15 thoughts on “Inflation running at 13 percent is characterized as being 8.6 percent

  1. The next wave of coworkers is cashing in its last 3 weeks of housing appreciation & moving to the Fl*rida coast, but closer to Gainesville. They’re not new yorker enough to move to south Fl*rida.

    When the lion kingdom sees the BLS graph, it only sees 10 years where inflation just happened in Calif* instead of the national city average, followed by the last 3 years when the Calif* city average became the national city average. The 1979 rise no longer shows up compared to today. The graph is steeper in the last 3 years than at any other point & every other steep climb led to a recession.

  2. We have all kinds of people in this country who haven’t been doing their proper duty recently, which is to be shock absorbers. They’re shocked now!

    • I didn’t listen to NPR Marketplace today to hear one of their ladies tell me how we’re having a “soft landing” for the economy. As a pilot, I’m sure you’re aware that a “soft landing” as experienced from First Class on an A380 has nothing to do with how violent that “soft landing” is to the tires, struts and the rest of the landing gear. But whatcha gonna do? These are well-engineered aircraft and will last a long time, as long as the shock absorbers don’t collapse.
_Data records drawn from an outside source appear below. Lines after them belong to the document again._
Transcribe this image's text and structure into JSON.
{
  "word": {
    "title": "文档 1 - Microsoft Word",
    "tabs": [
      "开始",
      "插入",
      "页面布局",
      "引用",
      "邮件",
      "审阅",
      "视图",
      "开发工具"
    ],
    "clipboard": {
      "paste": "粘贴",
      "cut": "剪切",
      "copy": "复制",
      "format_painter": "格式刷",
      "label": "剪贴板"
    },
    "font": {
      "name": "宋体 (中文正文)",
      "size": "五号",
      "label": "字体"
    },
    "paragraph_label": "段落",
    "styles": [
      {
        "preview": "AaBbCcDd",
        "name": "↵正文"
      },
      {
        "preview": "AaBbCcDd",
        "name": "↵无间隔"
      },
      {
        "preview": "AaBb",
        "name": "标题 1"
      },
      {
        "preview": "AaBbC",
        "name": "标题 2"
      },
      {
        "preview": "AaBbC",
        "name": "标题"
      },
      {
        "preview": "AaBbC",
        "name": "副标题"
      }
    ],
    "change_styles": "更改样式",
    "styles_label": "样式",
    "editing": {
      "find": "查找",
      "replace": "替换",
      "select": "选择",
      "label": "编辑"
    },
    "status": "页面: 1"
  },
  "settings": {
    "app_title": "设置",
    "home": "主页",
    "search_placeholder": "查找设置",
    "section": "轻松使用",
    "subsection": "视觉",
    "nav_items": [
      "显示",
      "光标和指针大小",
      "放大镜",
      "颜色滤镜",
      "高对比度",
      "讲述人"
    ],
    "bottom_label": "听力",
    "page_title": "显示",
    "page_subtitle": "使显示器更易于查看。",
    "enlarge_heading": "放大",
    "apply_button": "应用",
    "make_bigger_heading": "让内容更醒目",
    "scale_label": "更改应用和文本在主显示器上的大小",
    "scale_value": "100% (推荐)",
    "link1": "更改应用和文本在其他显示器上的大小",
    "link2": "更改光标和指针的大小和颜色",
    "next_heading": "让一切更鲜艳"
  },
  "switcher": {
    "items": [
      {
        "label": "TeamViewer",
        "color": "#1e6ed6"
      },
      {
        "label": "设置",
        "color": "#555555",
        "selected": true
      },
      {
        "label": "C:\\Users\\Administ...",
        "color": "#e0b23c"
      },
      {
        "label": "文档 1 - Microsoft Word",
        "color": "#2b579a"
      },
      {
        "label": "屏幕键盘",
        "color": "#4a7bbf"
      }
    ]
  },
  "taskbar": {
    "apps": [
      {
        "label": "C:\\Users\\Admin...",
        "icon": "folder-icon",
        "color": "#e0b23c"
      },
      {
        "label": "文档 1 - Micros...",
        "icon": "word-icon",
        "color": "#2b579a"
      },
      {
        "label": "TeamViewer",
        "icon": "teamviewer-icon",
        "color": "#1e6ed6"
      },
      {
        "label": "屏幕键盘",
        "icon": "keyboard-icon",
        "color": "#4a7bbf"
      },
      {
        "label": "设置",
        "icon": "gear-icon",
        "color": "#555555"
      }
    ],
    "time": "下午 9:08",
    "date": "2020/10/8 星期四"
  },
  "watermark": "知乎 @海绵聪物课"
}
    • It’s something you have to laugh at or you’d cry: I remember listening to an NPR interview with (former) President of Harvard Larry Summers when he tried to warn people that “too much stimulus” was like leaving the taps on in the bathtub so it overfilled and drained onto the floor, and then trickled down to rain on everything underneath it. He had his 15 seconds of commentary and then station cut away to a couple of chicks who decided not to even consider his warning but instead called for More Cowbell!

      You start to think that we should defund NPR, but that’s unthinkable.
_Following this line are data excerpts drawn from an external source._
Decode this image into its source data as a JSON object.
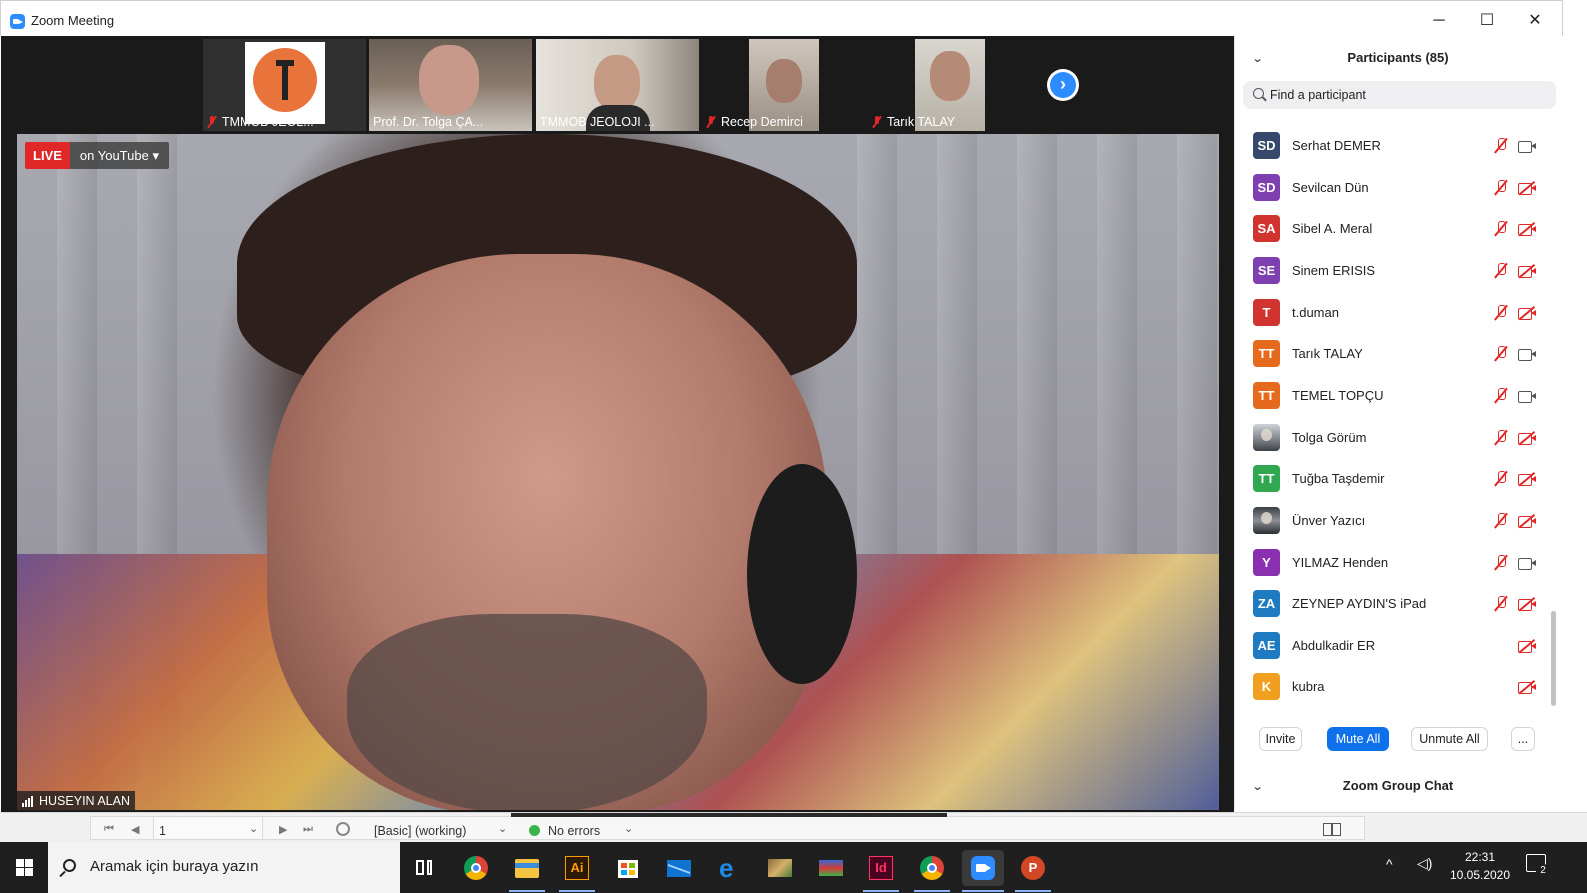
{
  "window": {
    "title": "Zoom Meeting",
    "minimize_label": "─",
    "maximize_label": "☐",
    "close_label": "✕"
  },
  "thumbnails": [
    {
      "name": "TMMOB JEOL...",
      "muted": true
    },
    {
      "name": "Prof. Dr. Tolga ÇA...",
      "muted": false
    },
    {
      "name": "TMMOB JEOLOJI ...",
      "muted": false
    },
    {
      "name": "Recep Demirci",
      "muted": true
    },
    {
      "name": "Tarık TALAY",
      "muted": true
    }
  ],
  "next_arrow": "›",
  "live": {
    "badge": "LIVE",
    "platform": "on YouTube ▾"
  },
  "active_speaker": "HUSEYIN ALAN",
  "participants_panel": {
    "header": "Participants (85)",
    "collapse_glyph": "⌄",
    "search_placeholder": "Find a participant",
    "participants": [
      {
        "initials": "SD",
        "name": "Serhat DEMER",
        "color": "#36486b",
        "mic_muted": true,
        "video_off": false
      },
      {
        "initials": "SD",
        "name": "Sevilcan Dün",
        "color": "#7e3fb0",
        "mic_muted": true,
        "video_off": true
      },
      {
        "initials": "SA",
        "name": "Sibel A. Meral",
        "color": "#d1342f",
        "mic_muted": true,
        "video_off": true
      },
      {
        "initials": "SE",
        "name": "Sinem ERISIS",
        "color": "#7e3fb0",
        "mic_muted": true,
        "video_off": true
      },
      {
        "initials": "T",
        "name": "t.duman",
        "color": "#d1342f",
        "mic_muted": true,
        "video_off": true
      },
      {
        "initials": "TT",
        "name": "Tarık TALAY",
        "color": "#e56a1e",
        "mic_muted": true,
        "video_off": false
      },
      {
        "initials": "TT",
        "name": "TEMEL TOPÇU",
        "color": "#e56a1e",
        "mic_muted": true,
        "video_off": false
      },
      {
        "initials": "",
        "name": "Tolga Görüm",
        "color": "#8a8f96",
        "mic_muted": true,
        "video_off": true,
        "photo": true
      },
      {
        "initials": "TT",
        "name": "Tuğba Taşdemir",
        "color": "#2fa84f",
        "mic_muted": true,
        "video_off": true
      },
      {
        "initials": "",
        "name": "Ünver Yazıcı",
        "color": "#555a60",
        "mic_muted": true,
        "video_off": true,
        "photo": true
      },
      {
        "initials": "Y",
        "name": "YILMAZ Henden",
        "color": "#8a2fb0",
        "mic_muted": true,
        "video_off": false
      },
      {
        "initials": "ZA",
        "name": "ZEYNEP AYDIN'S iPad",
        "color": "#1f7bc1",
        "mic_muted": true,
        "video_off": true
      },
      {
        "initials": "AE",
        "name": "Abdulkadir ER",
        "color": "#1f7bc1",
        "mic_muted": false,
        "video_off": true
      },
      {
        "initials": "K",
        "name": "kubra",
        "color": "#f0a01e",
        "mic_muted": false,
        "video_off": true
      }
    ],
    "buttons": {
      "invite": "Invite",
      "mute_all": "Mute All",
      "unmute_all": "Unmute All",
      "more": "..."
    },
    "chat_header": "Zoom Group Chat"
  },
  "status_bar": {
    "page_value": "1",
    "profile": "[Basic] (working)",
    "errors": "No errors"
  },
  "taskbar": {
    "search_placeholder": "Aramak için buraya yazın",
    "time": "22:31",
    "date": "10.05.2020",
    "notification_count": "2",
    "illustrator_label": "Ai",
    "indesign_label": "Id",
    "powerpoint_label": "P"
  }
}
  3. And I have to say that I’m completely shocked, because the Financial Post in Canada is reporting that: “Republicans have blamed Biden’s $1.9 trillion pandemic-relief package for triggering the biggest consumer-price surge in four decades.”

    Oy! What the f**k! I could have heard that from Larry Summers (well-known Republican) on National Public Radio a year or so ago!

    Don’t these people listen to the radio?

  4. Fun fact: the calculation for the “consumer price index” (CPI, aka “inflation) specifically excludes food, housing, and energy … because those prices are deemed “too volatile”. But other than those essentials, inflation is only 8.6%.

  5. Would any reader have any book they can recommend on understanding Inflation and how an investment portfolio should look in an inflationary time?

    • Book in unnecessary. Putin is forcing the Federal Reserve to print Federal Reserve Notes to “fight Putin”. To hedge the inflation, buy a house as they will go up 15% annually basically forever regardless of median salary and it’s a can’t lose investment. Disclaimer, this is for entertainment purposes and not investment advice.

    • Paul: Yes, it is scary. The historian Stephen Kotkin (who is fiercely pro-Ukraine!) said in a recent interview that it costs something like $40 billion to keep Ukraine afloat for two months. This does not count only weapons but also money for the huge current unemployment etc.

      I wonder how much Europe is printing for the refugee crisis, which won’t help either.

      It is still far less than the COVID-19 crony money in the past two years (so far!).

    • Europe can afford the $40 billion. They will just have to tighten their belt a bit and buy more Renault with the 1L engines and less BMW M-series and Mercedes AMG.

    • How would $40 billion for Ukraine cause inflation in the US fast? Ukraine just refocuses to fight another world power, in this case Russia, something that US has been doing for the past 30+ years. Did US support mujahedin in Afghanistan had affect on US inflation? I doubt it. Probably it cut pork by outsourcing regular US military backdoor deals to cheaper one Afghan (and now Ukrainian).

    • But absolutely, Europe should do it, it should stop spending on crappy nature-wreaking EVs and support Ukraine instead. Per my experience once Europeans discover cheap reliable Japanese gas cars they never look back.

    • The projection was $40 billion every two months or less. We’ll see if it continues.